What are your favourite books to work on?
I appreciate the opportunity and challenge to work on various genres. Though I often tend to be drawn to non-fiction titles such as academic and business-oriented subjects. The conceptual challenge to visually simplify complex and comprehensive subject matter that might not be immediately accessible to a reader resonates with me.
What are the most challenging?
Any project has the potential to be challenging. Sometimes a project that I expect to be relatively easy to nail will prove to be the most time-consuming, requiring multiple rounds of revision. The challenge in this situation can be sustaining a fresh approach throughout multiple iterations, as well as mitigating your ideas with the opinions of others involved.
Do you have any recent favourites?
Two recent favorites include, Gabriel García Márquez: The Early Years, a biography that charts Márquez’s life leading up to the publication of his classic, One Hundred Years of Solitude; and Glimmerglass, my foray into the burgeoning young adult paranormal genre. I’m also quite fond of two relatively recent freelance projects: Power, a business management book about leadership and management success; and The Triggering Town, a collection of witty and inspirational essays on writing and poetry.
Where do you look for inspiration, and who are some of your design heroes?
I will take cues from popular culture, be it the daily headlines, magazines, music, television, movies, and the internet. On any given day, I might find inspiration in a post in my Twitter feed, from a thought-provoking illustration within the New York Times, by thumbing through a design or art book, or simply from a conversation had with a friend or colleague. And I’m almost always inspired when inside a book store.
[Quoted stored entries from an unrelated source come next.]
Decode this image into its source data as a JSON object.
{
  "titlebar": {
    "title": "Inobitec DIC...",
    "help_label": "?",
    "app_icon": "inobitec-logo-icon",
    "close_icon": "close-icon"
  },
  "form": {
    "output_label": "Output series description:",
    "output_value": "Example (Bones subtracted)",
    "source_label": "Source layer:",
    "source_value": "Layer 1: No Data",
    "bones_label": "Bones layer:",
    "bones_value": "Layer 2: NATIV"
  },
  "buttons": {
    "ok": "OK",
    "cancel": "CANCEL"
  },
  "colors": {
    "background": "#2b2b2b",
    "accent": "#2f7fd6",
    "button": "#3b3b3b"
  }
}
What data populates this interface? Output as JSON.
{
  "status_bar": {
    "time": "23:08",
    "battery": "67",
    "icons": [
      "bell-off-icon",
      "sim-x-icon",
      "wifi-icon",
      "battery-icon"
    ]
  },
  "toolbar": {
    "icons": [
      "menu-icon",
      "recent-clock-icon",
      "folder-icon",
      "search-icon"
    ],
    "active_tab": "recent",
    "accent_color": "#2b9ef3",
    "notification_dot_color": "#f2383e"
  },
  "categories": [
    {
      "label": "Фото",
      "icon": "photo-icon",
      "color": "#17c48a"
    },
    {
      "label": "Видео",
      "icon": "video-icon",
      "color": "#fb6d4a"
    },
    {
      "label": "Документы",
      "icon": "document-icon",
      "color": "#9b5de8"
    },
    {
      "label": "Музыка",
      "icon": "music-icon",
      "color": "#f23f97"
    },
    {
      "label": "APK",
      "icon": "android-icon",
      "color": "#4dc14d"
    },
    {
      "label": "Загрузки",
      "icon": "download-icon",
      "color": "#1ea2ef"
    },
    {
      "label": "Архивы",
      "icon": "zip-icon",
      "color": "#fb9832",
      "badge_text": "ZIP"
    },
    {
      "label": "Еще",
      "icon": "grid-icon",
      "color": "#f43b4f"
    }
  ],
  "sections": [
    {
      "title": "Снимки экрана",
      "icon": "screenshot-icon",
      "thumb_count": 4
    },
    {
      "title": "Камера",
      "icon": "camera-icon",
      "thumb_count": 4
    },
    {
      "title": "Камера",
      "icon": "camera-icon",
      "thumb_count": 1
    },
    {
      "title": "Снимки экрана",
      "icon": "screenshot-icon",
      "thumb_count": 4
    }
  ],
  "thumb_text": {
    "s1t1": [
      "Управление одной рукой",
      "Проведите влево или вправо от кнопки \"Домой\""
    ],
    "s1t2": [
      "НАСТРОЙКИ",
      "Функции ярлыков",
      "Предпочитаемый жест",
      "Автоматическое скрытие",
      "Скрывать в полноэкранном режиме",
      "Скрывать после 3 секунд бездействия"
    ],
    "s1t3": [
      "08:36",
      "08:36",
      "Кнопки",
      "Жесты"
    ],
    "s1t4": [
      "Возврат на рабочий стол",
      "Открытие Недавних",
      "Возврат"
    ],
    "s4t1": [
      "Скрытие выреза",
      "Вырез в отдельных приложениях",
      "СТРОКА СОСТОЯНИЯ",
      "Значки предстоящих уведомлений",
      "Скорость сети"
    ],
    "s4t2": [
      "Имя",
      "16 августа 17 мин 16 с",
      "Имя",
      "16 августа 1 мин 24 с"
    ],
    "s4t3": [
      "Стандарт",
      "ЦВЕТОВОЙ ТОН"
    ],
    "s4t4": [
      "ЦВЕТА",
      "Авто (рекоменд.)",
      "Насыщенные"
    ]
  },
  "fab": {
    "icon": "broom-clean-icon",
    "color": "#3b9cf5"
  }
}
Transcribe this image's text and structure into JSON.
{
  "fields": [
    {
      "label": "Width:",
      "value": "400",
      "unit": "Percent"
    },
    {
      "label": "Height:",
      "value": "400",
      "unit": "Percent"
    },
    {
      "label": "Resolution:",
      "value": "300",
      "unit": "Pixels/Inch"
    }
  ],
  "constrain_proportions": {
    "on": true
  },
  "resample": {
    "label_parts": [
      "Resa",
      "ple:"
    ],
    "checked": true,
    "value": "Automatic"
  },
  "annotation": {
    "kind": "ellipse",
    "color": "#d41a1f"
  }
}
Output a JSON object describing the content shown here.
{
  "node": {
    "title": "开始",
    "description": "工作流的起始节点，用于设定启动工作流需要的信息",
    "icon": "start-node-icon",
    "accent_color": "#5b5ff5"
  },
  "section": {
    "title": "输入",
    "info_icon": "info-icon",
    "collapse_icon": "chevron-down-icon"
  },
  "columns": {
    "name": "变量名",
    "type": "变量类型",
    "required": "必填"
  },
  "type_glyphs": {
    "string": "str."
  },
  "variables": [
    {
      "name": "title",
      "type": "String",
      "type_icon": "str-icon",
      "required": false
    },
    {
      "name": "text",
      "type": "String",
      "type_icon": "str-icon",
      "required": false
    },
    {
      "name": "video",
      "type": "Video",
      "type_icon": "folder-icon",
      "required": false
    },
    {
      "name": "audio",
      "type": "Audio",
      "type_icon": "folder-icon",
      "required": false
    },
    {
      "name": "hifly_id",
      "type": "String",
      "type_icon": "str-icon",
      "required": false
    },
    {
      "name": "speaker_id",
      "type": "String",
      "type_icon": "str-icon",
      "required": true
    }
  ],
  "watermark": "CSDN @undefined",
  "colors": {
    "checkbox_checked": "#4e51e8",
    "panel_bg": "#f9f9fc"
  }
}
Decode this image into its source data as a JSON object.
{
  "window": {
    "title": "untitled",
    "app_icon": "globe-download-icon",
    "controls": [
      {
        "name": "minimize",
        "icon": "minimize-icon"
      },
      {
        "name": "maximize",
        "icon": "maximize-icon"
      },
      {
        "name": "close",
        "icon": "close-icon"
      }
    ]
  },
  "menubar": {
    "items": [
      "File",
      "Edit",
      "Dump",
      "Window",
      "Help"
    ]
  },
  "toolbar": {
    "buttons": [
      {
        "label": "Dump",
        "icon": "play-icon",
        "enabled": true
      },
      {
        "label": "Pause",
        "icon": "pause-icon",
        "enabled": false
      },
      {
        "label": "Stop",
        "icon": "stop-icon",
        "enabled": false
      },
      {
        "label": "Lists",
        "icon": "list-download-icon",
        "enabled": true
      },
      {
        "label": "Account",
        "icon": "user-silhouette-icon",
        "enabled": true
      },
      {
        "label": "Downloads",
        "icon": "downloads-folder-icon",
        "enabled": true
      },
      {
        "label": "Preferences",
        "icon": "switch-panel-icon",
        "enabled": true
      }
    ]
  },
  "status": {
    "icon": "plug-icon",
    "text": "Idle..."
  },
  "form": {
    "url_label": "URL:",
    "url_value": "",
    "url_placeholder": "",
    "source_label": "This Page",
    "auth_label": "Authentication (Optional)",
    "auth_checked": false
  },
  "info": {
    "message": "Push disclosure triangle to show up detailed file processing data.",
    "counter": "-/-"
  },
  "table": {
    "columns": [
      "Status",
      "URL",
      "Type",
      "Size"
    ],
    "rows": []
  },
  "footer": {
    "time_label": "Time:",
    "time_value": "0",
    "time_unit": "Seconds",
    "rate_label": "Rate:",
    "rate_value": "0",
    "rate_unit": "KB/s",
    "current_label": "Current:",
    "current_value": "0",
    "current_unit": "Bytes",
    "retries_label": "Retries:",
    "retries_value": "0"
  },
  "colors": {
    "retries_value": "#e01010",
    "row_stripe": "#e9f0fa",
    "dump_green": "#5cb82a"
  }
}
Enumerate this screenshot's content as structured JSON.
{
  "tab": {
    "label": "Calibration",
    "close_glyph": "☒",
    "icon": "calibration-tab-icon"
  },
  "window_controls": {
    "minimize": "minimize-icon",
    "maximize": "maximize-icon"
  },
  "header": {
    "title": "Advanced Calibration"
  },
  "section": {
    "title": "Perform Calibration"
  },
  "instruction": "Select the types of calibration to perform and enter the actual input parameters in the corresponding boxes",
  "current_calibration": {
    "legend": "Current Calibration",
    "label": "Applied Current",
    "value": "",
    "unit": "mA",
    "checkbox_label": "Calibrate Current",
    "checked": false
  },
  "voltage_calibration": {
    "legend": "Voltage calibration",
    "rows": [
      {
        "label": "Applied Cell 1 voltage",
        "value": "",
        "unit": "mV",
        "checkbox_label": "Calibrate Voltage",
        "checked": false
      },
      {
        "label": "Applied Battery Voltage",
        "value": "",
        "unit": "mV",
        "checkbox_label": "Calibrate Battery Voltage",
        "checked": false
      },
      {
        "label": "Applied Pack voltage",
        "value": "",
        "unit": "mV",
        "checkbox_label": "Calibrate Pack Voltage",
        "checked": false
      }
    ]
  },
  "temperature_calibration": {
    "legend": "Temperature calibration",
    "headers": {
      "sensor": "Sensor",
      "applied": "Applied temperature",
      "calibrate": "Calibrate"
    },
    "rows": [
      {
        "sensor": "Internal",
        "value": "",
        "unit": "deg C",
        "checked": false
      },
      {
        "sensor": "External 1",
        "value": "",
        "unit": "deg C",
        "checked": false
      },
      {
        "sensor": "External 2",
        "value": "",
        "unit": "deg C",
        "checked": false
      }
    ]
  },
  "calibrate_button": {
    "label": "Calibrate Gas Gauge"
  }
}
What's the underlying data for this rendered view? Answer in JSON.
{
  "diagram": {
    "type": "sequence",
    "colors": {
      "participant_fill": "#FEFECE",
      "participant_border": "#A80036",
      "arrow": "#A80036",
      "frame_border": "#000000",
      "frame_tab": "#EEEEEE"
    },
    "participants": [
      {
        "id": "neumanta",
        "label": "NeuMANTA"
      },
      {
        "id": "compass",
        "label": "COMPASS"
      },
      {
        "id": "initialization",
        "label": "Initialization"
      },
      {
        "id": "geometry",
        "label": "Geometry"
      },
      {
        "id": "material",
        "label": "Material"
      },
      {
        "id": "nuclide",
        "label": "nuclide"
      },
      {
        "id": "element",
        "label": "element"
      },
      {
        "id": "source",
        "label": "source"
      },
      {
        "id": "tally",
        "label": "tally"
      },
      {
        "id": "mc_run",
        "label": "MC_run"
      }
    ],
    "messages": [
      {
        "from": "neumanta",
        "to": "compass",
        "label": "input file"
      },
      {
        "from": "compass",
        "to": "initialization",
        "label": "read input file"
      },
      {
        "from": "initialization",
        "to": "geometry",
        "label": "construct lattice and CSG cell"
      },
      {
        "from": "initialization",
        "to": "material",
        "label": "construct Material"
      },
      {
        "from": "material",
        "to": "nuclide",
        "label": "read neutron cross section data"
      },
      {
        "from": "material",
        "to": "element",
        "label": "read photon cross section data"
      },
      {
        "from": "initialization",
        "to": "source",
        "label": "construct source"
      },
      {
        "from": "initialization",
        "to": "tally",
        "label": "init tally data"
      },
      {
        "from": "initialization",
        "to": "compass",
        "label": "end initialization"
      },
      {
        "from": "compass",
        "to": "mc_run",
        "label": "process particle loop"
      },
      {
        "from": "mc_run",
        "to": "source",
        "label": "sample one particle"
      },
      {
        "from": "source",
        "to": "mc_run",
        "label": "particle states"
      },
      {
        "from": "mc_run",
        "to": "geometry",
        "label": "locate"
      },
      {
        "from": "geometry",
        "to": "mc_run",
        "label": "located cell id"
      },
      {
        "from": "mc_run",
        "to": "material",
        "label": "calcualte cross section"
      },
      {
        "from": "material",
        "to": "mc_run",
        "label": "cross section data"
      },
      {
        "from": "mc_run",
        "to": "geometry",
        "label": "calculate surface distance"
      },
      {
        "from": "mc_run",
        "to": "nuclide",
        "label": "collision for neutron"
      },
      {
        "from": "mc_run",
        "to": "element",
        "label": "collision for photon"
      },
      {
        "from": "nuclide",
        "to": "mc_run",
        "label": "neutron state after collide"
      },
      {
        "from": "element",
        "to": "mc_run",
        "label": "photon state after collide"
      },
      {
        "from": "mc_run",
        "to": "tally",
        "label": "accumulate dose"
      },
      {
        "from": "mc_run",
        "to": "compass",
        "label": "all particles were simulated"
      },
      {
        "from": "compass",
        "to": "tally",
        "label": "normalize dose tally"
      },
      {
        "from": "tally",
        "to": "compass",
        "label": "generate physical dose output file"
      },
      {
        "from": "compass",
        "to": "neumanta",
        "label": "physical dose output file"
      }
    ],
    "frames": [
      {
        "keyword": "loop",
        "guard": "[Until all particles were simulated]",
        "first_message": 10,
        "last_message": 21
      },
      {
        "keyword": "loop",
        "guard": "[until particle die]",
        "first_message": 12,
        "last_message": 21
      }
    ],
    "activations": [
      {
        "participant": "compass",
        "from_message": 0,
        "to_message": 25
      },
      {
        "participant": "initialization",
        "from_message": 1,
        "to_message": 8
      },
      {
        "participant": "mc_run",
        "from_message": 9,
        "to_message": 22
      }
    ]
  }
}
I admire the work of Paul Rand, Alvin Lustig, Vaughan Oliver, Stefan Sagmeister, and Michael Bierut, to name a few. But the reality is that there so many visually creative people, both inside and outside of publishing, whose work I admire and find inspirational.
Who else do you think is doing interesting work right now?
There are many smart and talented designers working in publishing today who are consistently creating great jacket design such as Rodrigo Corral, Evan Gaffney, John Gall, Jamie Keenan, Peter Mendelsund, and Gabriele Wilson.
What are you reading currently?
Admittedly, at times I can be a bit lazy. So aside from finishing the lingering manuscript, scrolling through my Twitter feed, or browsing my Netflix queue, it’s not surprising that I’m reading an outdated issue of New York Magazine, inching closer to finishing The Glass Castle which I began last summer, and randomly reading excerpts from the Autobiography of Mark Twain.
What does the future hold for book cover design?
This is the great unknown. I prefer to believe that the physical book will survive alongside the electronic book. That said, as technology evolves, additional possibilities may be created for book cover design in a digital form. In the long-term perhaps the digital book, both the content and the artwork used to package and identify it, will become multi-dimensional and interactive so that a reader might have the ability to navigate through multiple layers of storytelling. Or maybe I’ve seen one too many Harry Potter movies … I guess we’ll have to wait and see.